Storage is another Achilles’ heel of renewable energy. While hydrocarbons like oil and natural gas can be stored at less than $1 per barrel-equivalent, battery storage costs approximately $200 per barrel-equivalent. The United States currently has sufficient hydrocarbon reserves in storage to meet two months of national demand. In contrast, the combined capacity of all batteries in the U.S. grid and electric vehicles can supply just two hours of demand.

To illustrate further, $200,000 worth of Tesla batteries—collectively weighing over 9,000 kilograms—are required to store the energy equivalent of a single barrel of oil, which weighs only 136 kilograms and can be stored in a $20 tank. Scaling battery production to meet even modest national storage needs reveals staggering challenges. For instance, Tesla’s Gigafactory, the largest battery manufacturing facility in the world, produces enough batteries annually to store just three minutes of U.S. annual electricity demand. Producing batteries to store two days of national demand would take 1,000 years at this production rate.

Material Demands and Embodied Energy Costs

Renewables also come with immense material and energy demands. Replacing the output of a single 100-MW natural gas turbine, which is about the size of a residential house and powers 75,000 homes, requires at least 20 wind turbines. Each of these turbines is as tall as the Washington Monument and occupies approximately 26 square kilometers.

The construction of wind and solar farms relies on vast amounts of concrete, steel, and glass—materials that require significantly more extraction and processing than hydrocarbons for equivalent energy output. For example, building a 100-MW wind farm requires 30,000 tons of iron ore, 50,000 tons of concrete, and 900 tons of non-recyclable plastics for turbine blades. Solar farms require 150% more materials per unit of energy compared to wind farms.

The demands for battery materials are even more daunting. Producing one kilogram of battery requires mining 50–100 kilograms of raw materials. Transitioning to a battery-dominated energy future would necessitate a 200% increase in global copper production and a 500% surge in the extraction of minerals like lithium, graphite, and rare earth elements—not to mention the dramatic expansion of cobalt mining.

The Embodied Energy of “Green” Machines

Renewable energy systems require significantly more “embodied energy” per unit of societal energy output compared to hydrocarbons. Embodied energy refers to the fuel used to extract, refine, and process raw materials into usable energy systems. For instance, natural gas accounts for 70% of the energy required to produce glass—a key material in solar panels.
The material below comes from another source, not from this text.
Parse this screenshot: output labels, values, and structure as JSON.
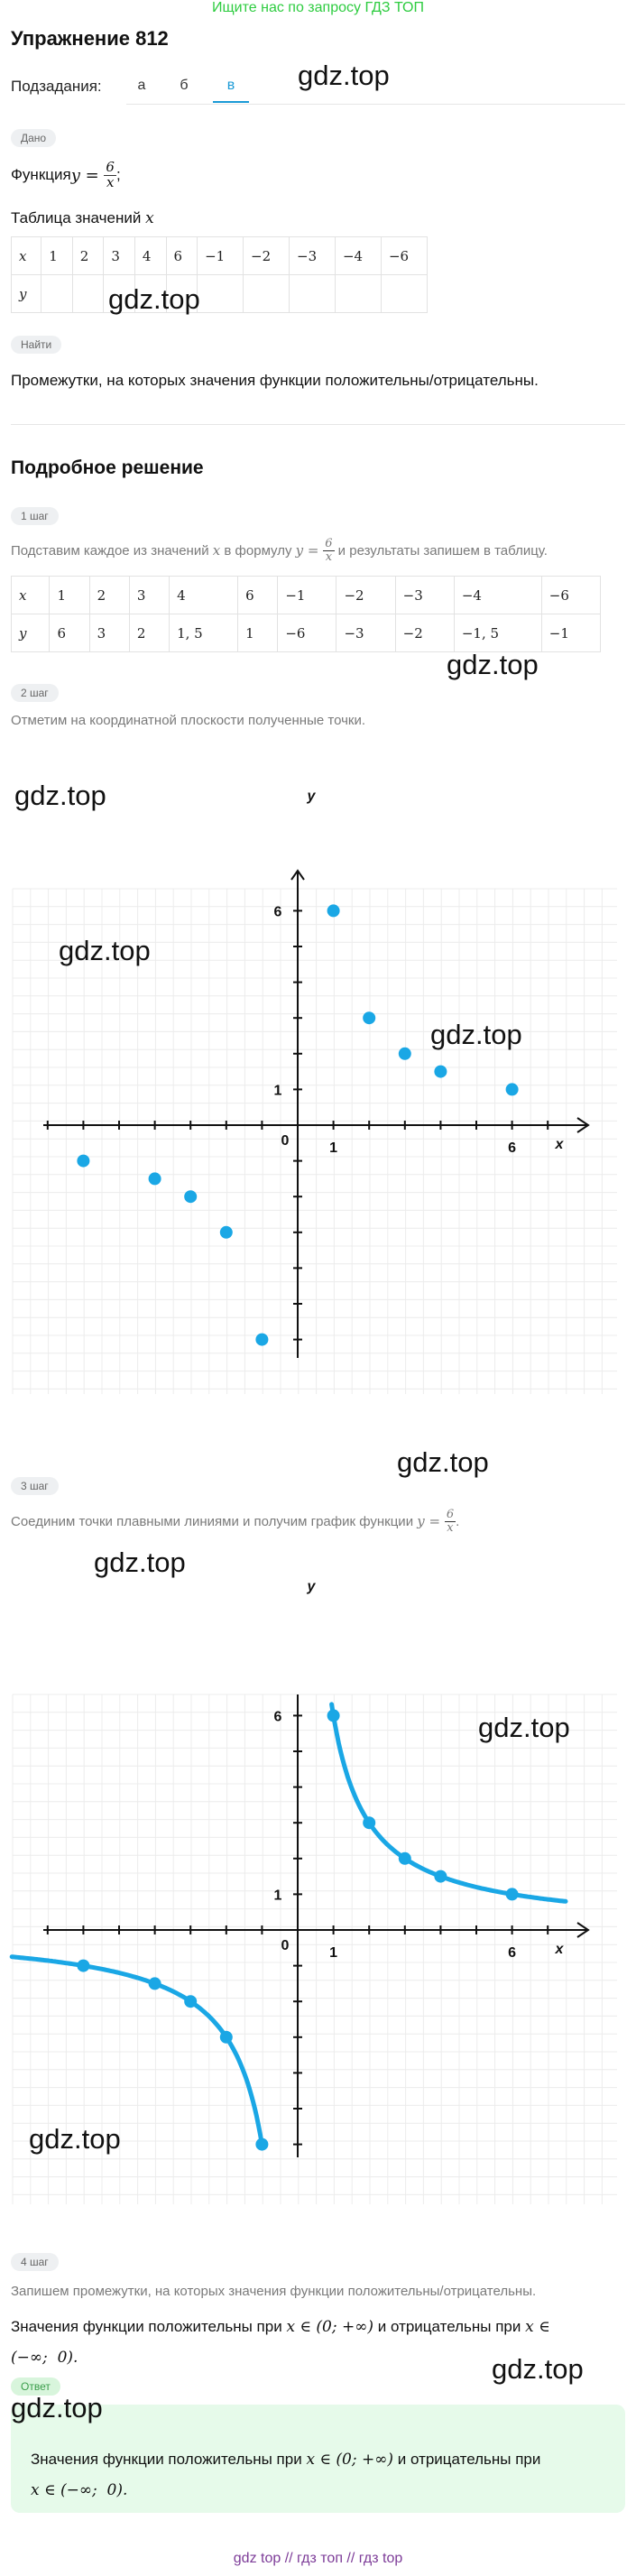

Wind turbines rely on oil and natural gas for their fiberglass blades, while coal is essential for producing the steel and concrete used in their foundations.

A hypothetical scenario in which wind turbines supply half of the world’s electricity would demand nearly 2 billion tons of coal for concrete and steel production, along with 1.5 billion barrels of oil for turbine blades.

Transportation logistics further amplify the embodied energy costs. Hydrocarbons benefit from highly efficient pipeline networks, which transport 75% of all oil and 100% of natural gas. By contrast, the materials for renewable energy systems are solid and transported primarily by truck—a process that increases energy transport costs by 1,000% per ton-kilometer compared to pipelines.

A Quest for the Impossible?

The global push toward a net-zero energy utopia often overlooks the practical and material realities underpinning such ambitions. The sheer scale of material extraction, embodied energy, and storage demands associated with renewables underscores the enduring importance of hydrocarbons in meeting global energy needs efficiently and sustainably. As policymakers and innovators strive to balance environmental goals with energy security, it is crucial to recognize that hydrocarbons—remarkably efficient, portable, and scalable—remain indispensable in the energy landscape.

1. Mills, M. P. (2019). The New Energy Economy: An Exercise in Magical Thinking. Manhattan Institute.
2. Mills, M. P. (2020). Mines, Minerals, and “Green” Energy: A Reality Check. Manhattan Institute.
3. Mills, M. P. (2022). The “Energy Transition” Delusion: A Reality Reset. Manhattan Institute.